Warmth: Decomposition is significant at approx. 50°F and proceeds most rapidly between 70° and 100°F. Between 100° and 212°F, the process slows as the reproduction of bacteria is retarded by the increased temperature and moisture is evaporated.

Air: Oxygen-consuming organism activity is retarded by the absence of air. Restriction of airflow around remains will slow the decomposition process.

Moisture: Microorganisms require moisture to function. A body normally contains enough moisture for the bacteria to multiply.

Principles of Scent Cone Presence and Distortion

  1. Decomposition odor will tend to form a scent pool above and around the remains.

  2. Air flow will move the scent away from the source in the direction of the wind, forming an air scent cone.

  3. Water will move the scent away from the source along scent conduits in response to gravity or currents, along surface of underground waterways; or following erosion or drainage patterns.

  4. Wind or water flow can be altered by scent barriers.

  5. Water flow along a conduit can interrupt the absorption of scent into the soil near the remains causing a scent void near the remains at the dog-nose level.

  6. Variable wind patterns can cause an uneven distribution of scent molecules in the air.

  7. Elevation of the body with a horizontal scent cone can produce a scent void near the remains at dog-nose level.


Understanding the natural processes that influence outdoor death scenes is vital to the success of conducting and interpreting searches. The study of what archaeologists and paleontologists calls “death assemblages” is termed taphonomy, which literally means the laws of burial, but can refer also to unburied bodies exposed on the earth’s surface. In other words, taphonomy includes knowledge about the process by which a body is transformed from a living being to dust—or fossils, chemical constituents, or mummified remains.

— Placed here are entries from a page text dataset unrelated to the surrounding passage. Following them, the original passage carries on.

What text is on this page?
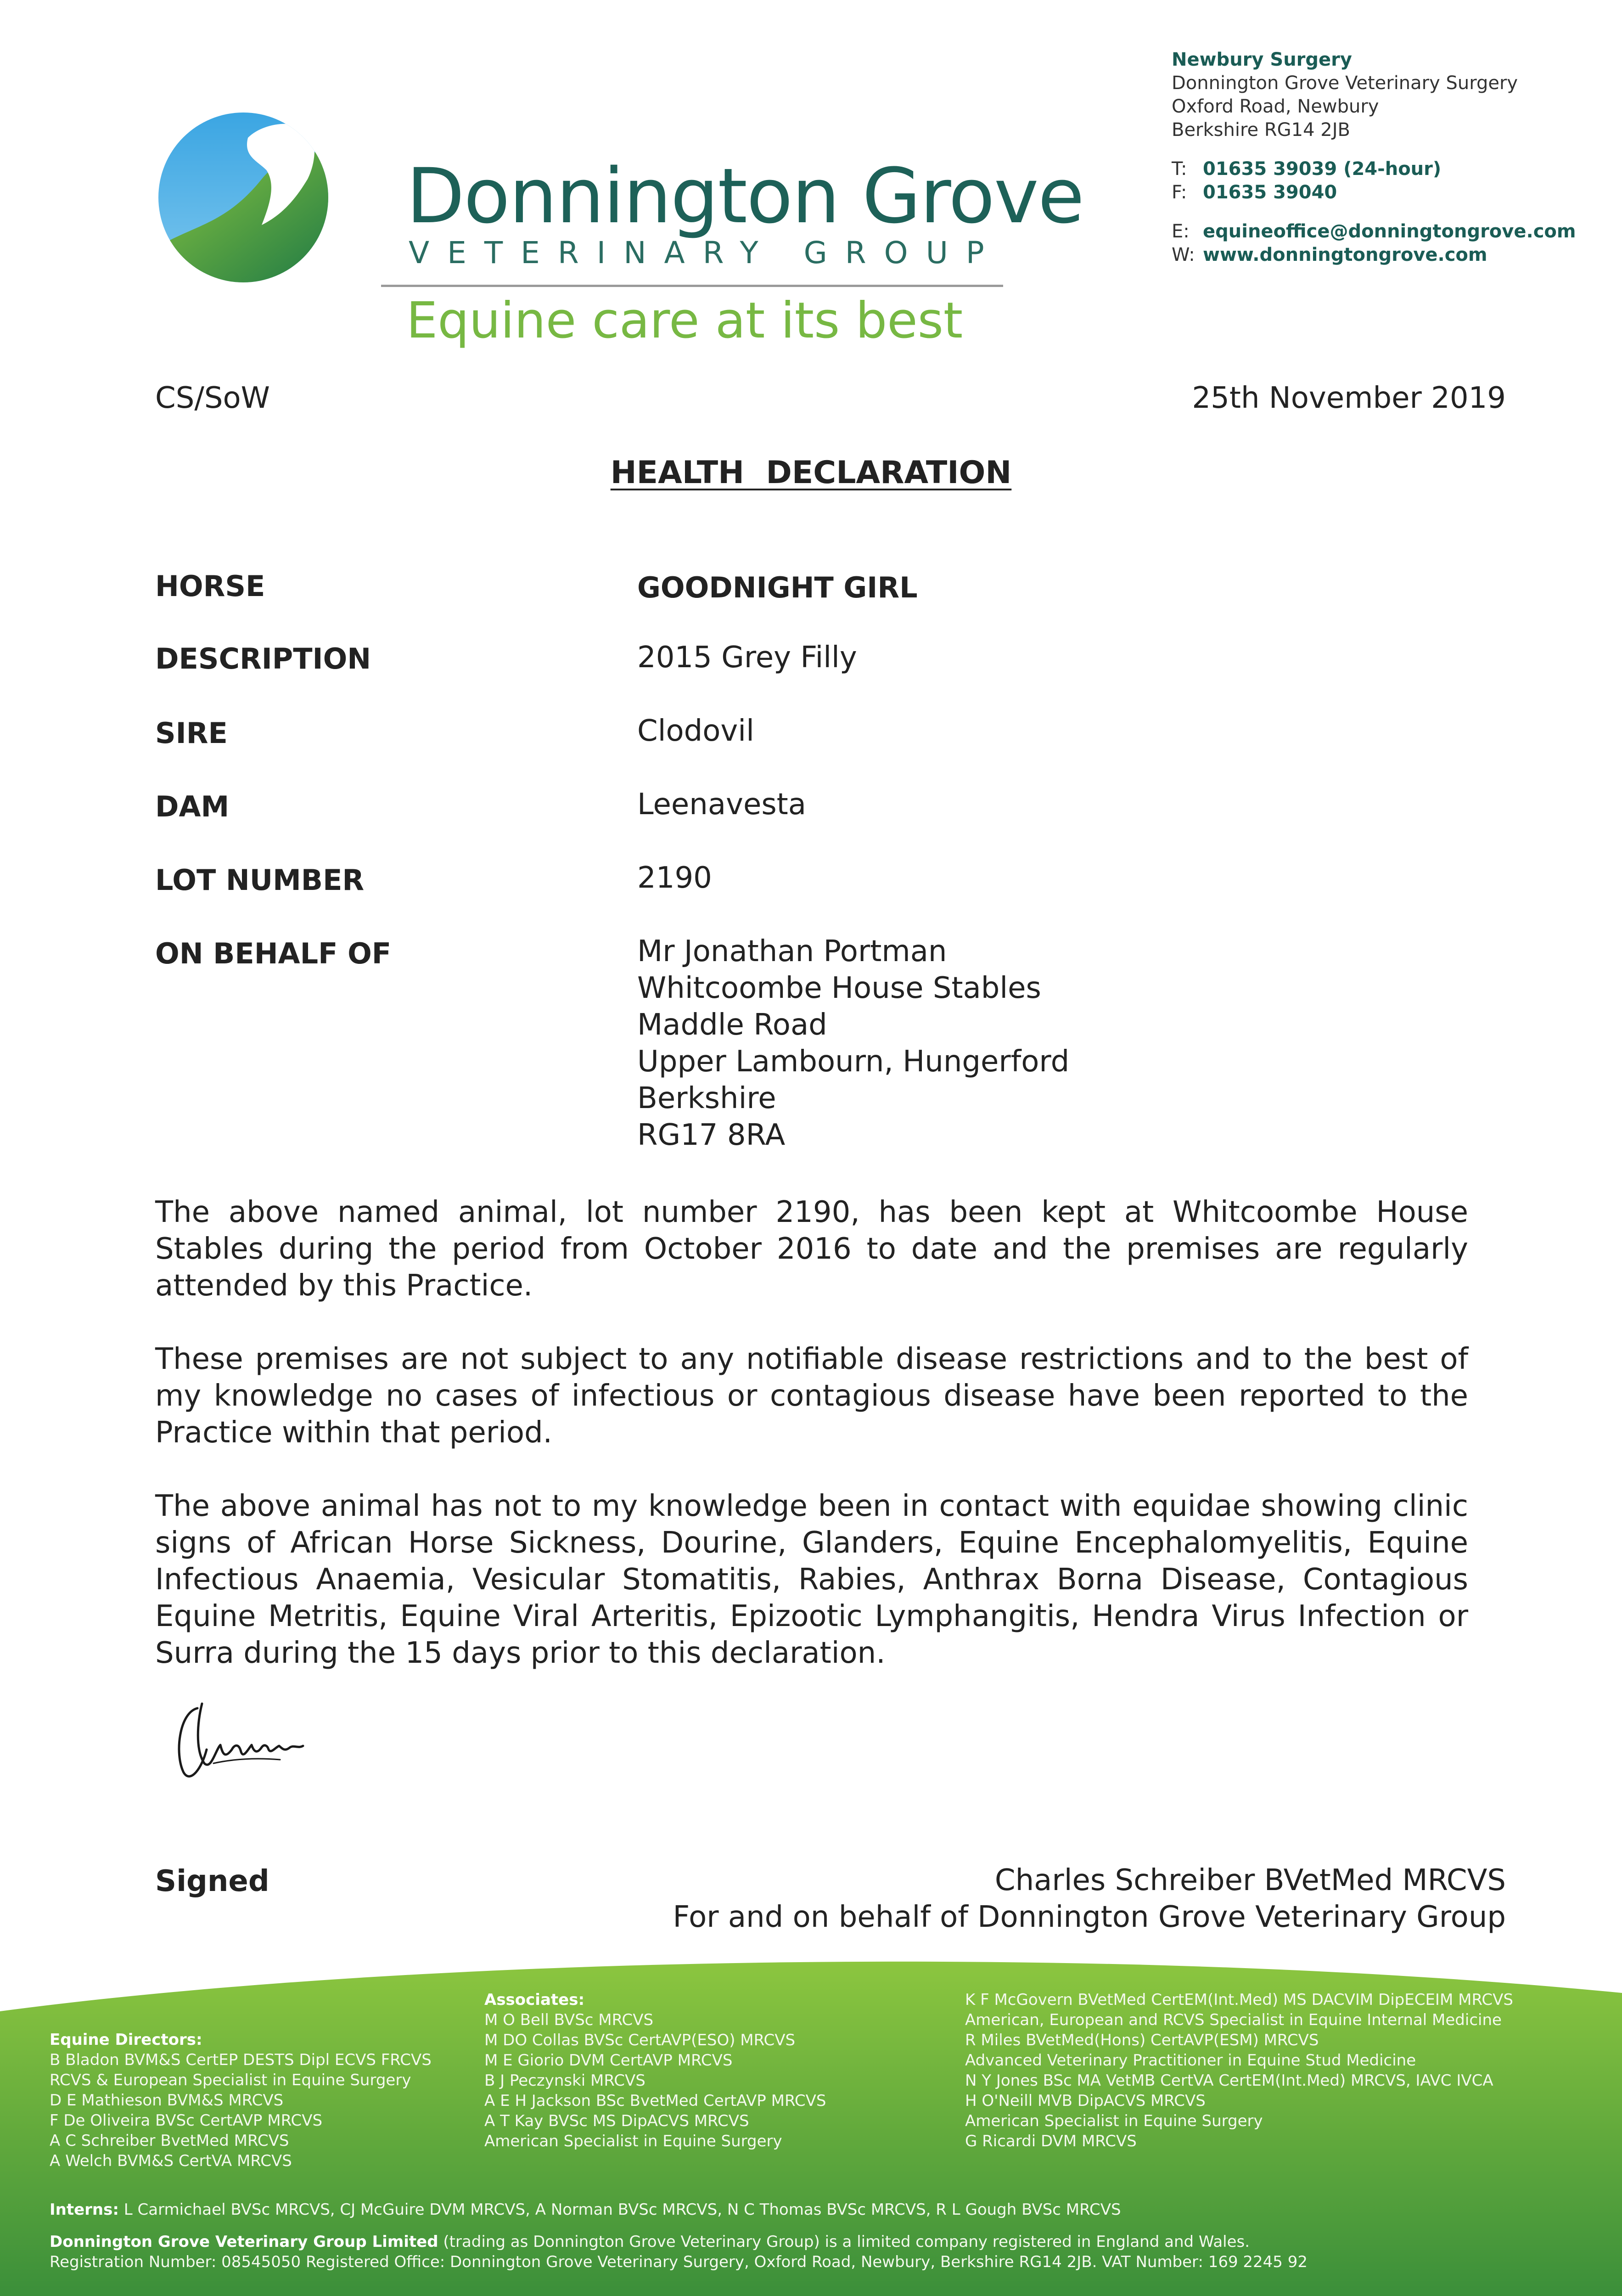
Newbury Surgery
Donnington Grove Veterinary Surgery
Oxford Road, Newbury
Berkshire RG14 2JB
T: 01635 39039 (24-hour)
F: 01635 39040
E: equineoffice@donningtongrove.com
W: www.donningtongrove.com
Donnington Grove
VETERINARY GROUP
Equine care at its best
CS/SoW	25th November 2019
HEALTH  DECLARATION
HORSE	GOODNIGHT GIRL
DESCRIPTION	2015 Grey Filly
SIRE	Clodovil
DAM	Leenavesta
LOT NUMBER	2190
ON BEHALF OF	Mr Jonathan Portman
Whitcoombe House Stables
Maddle Road
Upper Lambourn, Hungerford
Berkshire
RG17 8RA
The above named animal, lot number 2190, has been kept at Whitcoombe House Stables during the period from October 2016 to date and the premises are regularly attended by this Practice.
These premises are not subject to any notifiable disease restrictions and to the best of my knowledge no cases of infectious or contagious disease have been reported to the Practice within that period.
The above animal has not to my knowledge been in contact with equidae showing clinic signs of African Horse Sickness, Dourine, Glanders, Equine Encephalomyelitis, Equine Infectious Anaemia, Vesicular Stomatitis, Rabies, Anthrax Borna Disease, Contagious Equine Metritis, Equine Viral Arteritis, Epizootic Lymphangitis, Hendra Virus Infection or Surra during the 15 days prior to this declaration.
Signed	Charles Schreiber BVetMed MRCVS
For and on behalf of Donnington Grove Veterinary Group
Equine Directors:
B Bladon BVM&S CertEP DESTS Dipl ECVS FRCVS
RCVS & European Specialist in Equine Surgery
D E Mathieson BVM&S MRCVS
F De Oliveira BVSc CertAVP MRCVS
A C Schreiber BvetMed MRCVS
A Welch BVM&S CertVA MRCVS
Associates:
M O Bell BVSc MRCVS
M DO Collas BVSc CertAVP(ESO) MRCVS
M E Giorio DVM CertAVP MRCVS
B J Peczynski MRCVS
A E H Jackson BSc BvetMed CertAVP MRCVS
A T Kay BVSc MS DipACVS MRCVS
American Specialist in Equine Surgery
K F McGovern BVetMed CertEM(Int.Med) MS DACVIM DipECEIM MRCVS
American, European and RCVS Specialist in Equine Internal Medicine
R Miles BVetMed(Hons) CertAVP(ESM) MRCVS
Advanced Veterinary Practitioner in Equine Stud Medicine
N Y Jones BSc MA VetMB CertVA CertEM(Int.Med) MRCVS, IAVC IVCA
H O'Neill MVB DipACVS MRCVS
American Specialist in Equine Surgery
G Ricardi DVM MRCVS
Interns: L Carmichael BVSc MRCVS, CJ McGuire DVM MRCVS, A Norman BVSc MRCVS, N C Thomas BVSc MRCVS, R L Gough BVSc MRCVS
Donnington Grove Veterinary Group Limited (trading as Donnington Grove Veterinary Group) is a limited company registered in England and Wales.
Registration Number: 08545050 Registered Office: Donnington Grove Veterinary Surgery, Oxford Road, Newbury, Berkshire RG14 2JB. VAT Number: 169 2245 92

In forensic taphonomy, we are concerned with the earliest part of that postmortem period.

Legal Issues

When conducting a search, a dog/handler team is, in effect, searching for evidence. Most of the legal cases regarding dog searches deal with drug seizures, but the principle under which the issues are raised apply equally to cadaver dog searches. The two primary areas of concern are the acquisition of evidence and the acceptance of that evidence by a court. Unless the search team is operating within the guidelines set down by the Constitution and the court system, any evidence located during the search may not be admissible at a trial.

• The Fourth Amendment of search and seizure is the applicable standard. No warrant will issue without probable cause.

What constitutes a search with a dog? The court decided in United States v. Place, that the activity of a drug-sniffing dog was unique. The dog only alerted if there was evidence of contraband. Therefore, the dog was only disclosing criminal behavior and a warrant was not necessary. No intrusion of an innocent person’s privacy would occur.

Many courts have allowed searches by air-scent dogs without a warrant when the search has been based on other facts that gave the police a reasonable suspicion. Courts, however, will not allow dogs to be used for general exploratory or dragnet-type searches. The decisions in these cases appear to be very fact specific. The court’s decision to allow lesser evidence or exigent circumstances to be substituted for the need to obtain a warrant remains unpredictable.

The issues above rarely occur in the context of cadaver dog searches. These searches are usua lly the result of prior investigation. Cadaver searches by their very nature will lack exigent circumstances except in the rarest of cases. Those cases will usually involve the suspicion that a vehicle either has a body in it or was used to transport a body.

The principle area of concern for cadaver dog handlers is the possibility of warrantless entry onto property where there is a justified expectation of privacy. Open fields are not protected by the Fourth Amendment. The surrounding area or curtilage—areas adjacent to structures—requires a warrant. With public land there are no privacy issues involved.

There you have it: the working cadaver dog.